ALS, MdHi: George C. Washington Papers.

Joseph Willard (1738–1804), a 1765 graduate of Harvard, was minister of the Congregational church at Beverly. He was also vice president and corresponding secretary of the American Academy of Arts and Sciences, which he had helped to found in 1780. A noted scholar of astronomy, mathematics, and the classics, he became president of Harvard in December 1781, a position he held until his death.

GW replied to Willard on 22 March from New Windsor: “I am much indebted to you for announcing my election as a member of the American Academy of Arts & Sciences. I feel myself particularly honored by this relation to a Society whose efforts to promote useful knowledge will, I am perswaded, acquire them a high reputation in the literary world.

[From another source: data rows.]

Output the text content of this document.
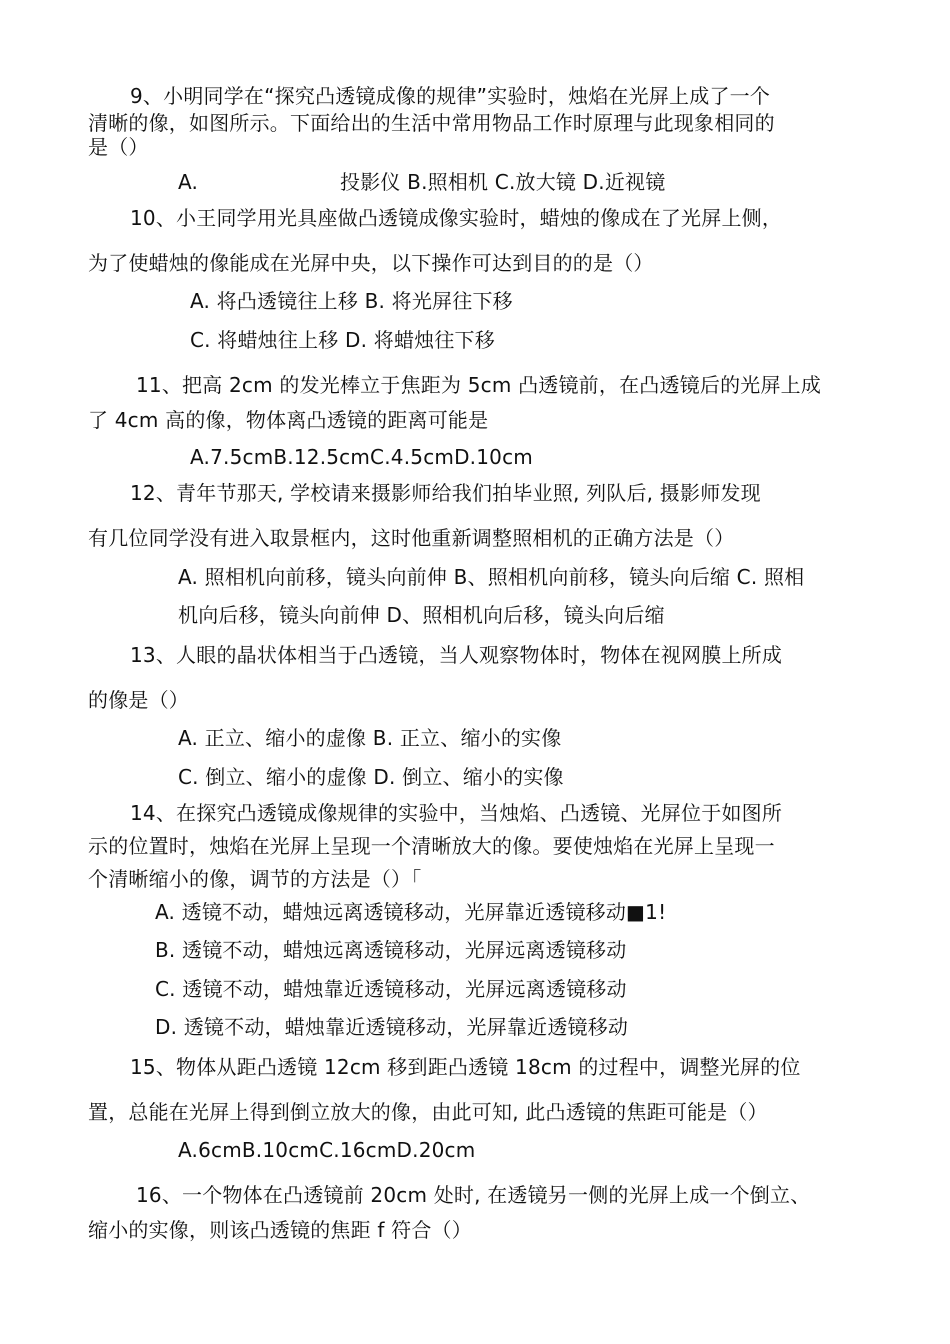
9、小明同学在“探究凸透镜成像的规律”实验时，烛焰在光屏上成了一个
清晰的像，如图所示。下面给出的生活中常用物品工作时原理与此现象相同的
是（）
A.	投影仪 B.照相机 C.放大镜 D.近视镜
10、小王同学用光具座做凸透镜成像实验时，蜡烛的像成在了光屏上侧，
为了使蜡烛的像能成在光屏中央，以下操作可达到目的的是（）
A. 将凸透镜往上移 B. 将光屏往下移
C. 将蜡烛往上移 D. 将蜡烛往下移
11、把高 2cm 的发光棒立于焦距为 5cm 凸透镜前，在凸透镜后的光屏上成
了 4cm 高的像，物体离凸透镜的距离可能是
A.7.5cmB.12.5cmC.4.5cmD.10cm
12、青年节那天, 学校请来摄影师给我们拍毕业照, 列队后, 摄影师发现
有几位同学没有进入取景框内，这时他重新调整照相机的正确方法是（）
A. 照相机向前移，镜头向前伸 B、照相机向前移，镜头向后缩 C. 照相
机向后移，镜头向前伸 D、照相机向后移，镜头向后缩
13、人眼的晶状体相当于凸透镜，当人观察物体时，物体在视网膜上所成
的像是（）
A. 正立、缩小的虚像 B. 正立、缩小的实像
C. 倒立、缩小的虚像 D. 倒立、缩小的实像
14、在探究凸透镜成像规律的实验中，当烛焰、凸透镜、光屏位于如图所
示的位置时，烛焰在光屏上呈现一个清晰放大的像。要使烛焰在光屏上呈现一
个清晰缩小的像，调节的方法是（）「
A. 透镜不动，蜡烛远离透镜移动，光屏靠近透镜移动■1!
B. 透镜不动，蜡烛远离透镜移动，光屏远离透镜移动
C. 透镜不动，蜡烛靠近透镜移动，光屏远离透镜移动
D. 透镜不动，蜡烛靠近透镜移动，光屏靠近透镜移动
15、物体从距凸透镜 12cm 移到距凸透镜 18cm 的过程中，调整光屏的位
置，总能在光屏上得到倒立放大的像，由此可知, 此凸透镜的焦距可能是（）
A.6cmB.10cmC.16cmD.20cm
16、一个物体在凸透镜前 20cm 处时, 在透镜另一侧的光屏上成一个倒立、
缩小的实像，则该凸透镜的焦距 f 符合（）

“I entreat you to present my warmest acknowledgements to that respectable body and to assure them that I shall with Zeal embrace every oppertunity of seconding their laudable views and manifesting the exalted sense I have of the institution.

“The Arts & Sciences essential to the prosperity of the State & to the ornament & happiness of human life have a primary claim to the encouragement of every lover of his Country & mankind.

“For the polite & flattering terms in which you have been pleased to convey the sentiments of the Academy I beg you to accept my grateful thanks” (ALS, MBA, on deposit at MBAt; ADfS, DLC:GW; Varick transcript, DLC:GW).

1A certificate from the American Academy of Arts and Sciences, signed by academy president James Bowdoin and Willard, as vice president, attests that on 31 Jan. the society met and elected GW a fellow of the academy (DS, DLC:GW).

2GW was also a member of the American Philosophical Society (see GW to Joseph Reed, 15 Feb. 1780).